08-29-2010 04:56 PM
Each reporting entity is, I agree, basically, a legal subscriber to one or more of the CRAs.
Each CRA has one uniform reporting in their contracts.
In their subscriber agreement they contractually agree to accept guidelines as outlined in the Consumer Data Industry Association's © 2009 version of the Credit Reporting Resource Guide. It is not a recommendation, it is a contract agreement.
I can only make brief quotes from the contract provisions in the credit reporting manual, due to copyright limitations:
“paid, derogatory accounts, such as collections, should be reported paid; they should not be deleted”
“data furnishers should not report subsequent deletion of an account history unless an actual error is reported. Paid derogatory accounts, such as collections, should be reported as paid; they should not be deleted.
One of the finer (and basic) points of contract law is that it is virtually impossible to have an obligation where there is, in fact, no stated obligation. A contractual agreement -- or portions thereof -- that state you should do something vs. you must do something is / are unenforceable as a matter of law in virtually every instance and are, as a result, mere recommendations. The CRAs, obviously, are well aware of this as evidenced, in part, by their use of the word must more often than not in only those instances where it would be a physical impossibility to do other that indicated. For example, "You must use only the two-digit code which signifies the consumer's state" is pretty much an obligation when the field of entry makes it physically impossible to enter anything more or less than two precise characters.
CRAs are also well aware that their subscriber contract is, except for subscriber actions precisely identified in the state penal code, a toothless tiger. CRAs have the technical ability to identify those subscribers and those instances that indicate a PFD has occurred. If there were any sanctions -- which there aren't -- that CRAs could impose, their all-too-well-known failure to do so on a continual basis has pretty much nullified their ability to ever do so should they choose.
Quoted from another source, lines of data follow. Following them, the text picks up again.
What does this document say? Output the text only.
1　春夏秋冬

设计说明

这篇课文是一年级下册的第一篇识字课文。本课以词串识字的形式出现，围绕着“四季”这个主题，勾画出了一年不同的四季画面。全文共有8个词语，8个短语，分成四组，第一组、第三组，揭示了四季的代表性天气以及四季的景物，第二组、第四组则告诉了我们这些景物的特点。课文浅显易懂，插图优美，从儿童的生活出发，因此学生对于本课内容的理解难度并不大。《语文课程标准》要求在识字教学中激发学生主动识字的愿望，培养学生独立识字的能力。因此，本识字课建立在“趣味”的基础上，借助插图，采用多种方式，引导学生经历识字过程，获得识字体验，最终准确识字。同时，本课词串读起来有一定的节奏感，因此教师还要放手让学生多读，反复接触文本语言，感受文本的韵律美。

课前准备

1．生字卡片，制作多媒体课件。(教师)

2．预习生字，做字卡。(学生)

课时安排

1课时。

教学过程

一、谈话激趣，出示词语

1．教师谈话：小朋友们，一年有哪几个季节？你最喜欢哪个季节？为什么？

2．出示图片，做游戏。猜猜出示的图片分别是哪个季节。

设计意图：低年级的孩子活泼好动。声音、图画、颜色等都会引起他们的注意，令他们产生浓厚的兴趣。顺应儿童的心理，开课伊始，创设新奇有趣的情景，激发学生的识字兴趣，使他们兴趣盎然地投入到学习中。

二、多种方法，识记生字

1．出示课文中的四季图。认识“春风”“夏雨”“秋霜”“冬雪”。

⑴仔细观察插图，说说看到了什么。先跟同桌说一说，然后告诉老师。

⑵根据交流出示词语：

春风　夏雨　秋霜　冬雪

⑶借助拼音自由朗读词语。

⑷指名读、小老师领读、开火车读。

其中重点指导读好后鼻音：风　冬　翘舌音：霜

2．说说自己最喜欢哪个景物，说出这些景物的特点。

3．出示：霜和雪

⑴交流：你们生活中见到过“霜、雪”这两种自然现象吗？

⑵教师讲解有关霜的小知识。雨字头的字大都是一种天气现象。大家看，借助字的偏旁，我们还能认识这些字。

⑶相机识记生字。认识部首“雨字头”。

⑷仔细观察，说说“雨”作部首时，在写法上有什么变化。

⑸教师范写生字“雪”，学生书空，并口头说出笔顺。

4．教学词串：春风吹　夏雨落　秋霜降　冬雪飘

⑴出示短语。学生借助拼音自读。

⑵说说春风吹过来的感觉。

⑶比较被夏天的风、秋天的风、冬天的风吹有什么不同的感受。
It's sort of like someone telling you, "Joe, you should maybe brush your teeth after eating those spicy chili dogs." And if he doesn't, what are you going to do? Take away his birthday?
That OCs / CRAs should not remove an accurate account history is legally nothing more than a recommendation. That it is somehow an obligation is fiction.
10-03-2012 07:13 AM - edited 10-03-2012 07:13 AM
Great post. I really appreciate the explanation between the contractual difference between should and must. I am trying to get my hands on the latest Metro 2 Format, Item E-395 Credit Reporting Resource Guide to see exactly how things are worded.
Sorry to revive and old thread but this was a very educational post.
10-03-2012 09:38 PM
This is a couple of years old. Certainly CAs seem to be doing less PFDs than ever before. Is this because of the CRAs becoming any stricter (or threatening to become) with their terms of service?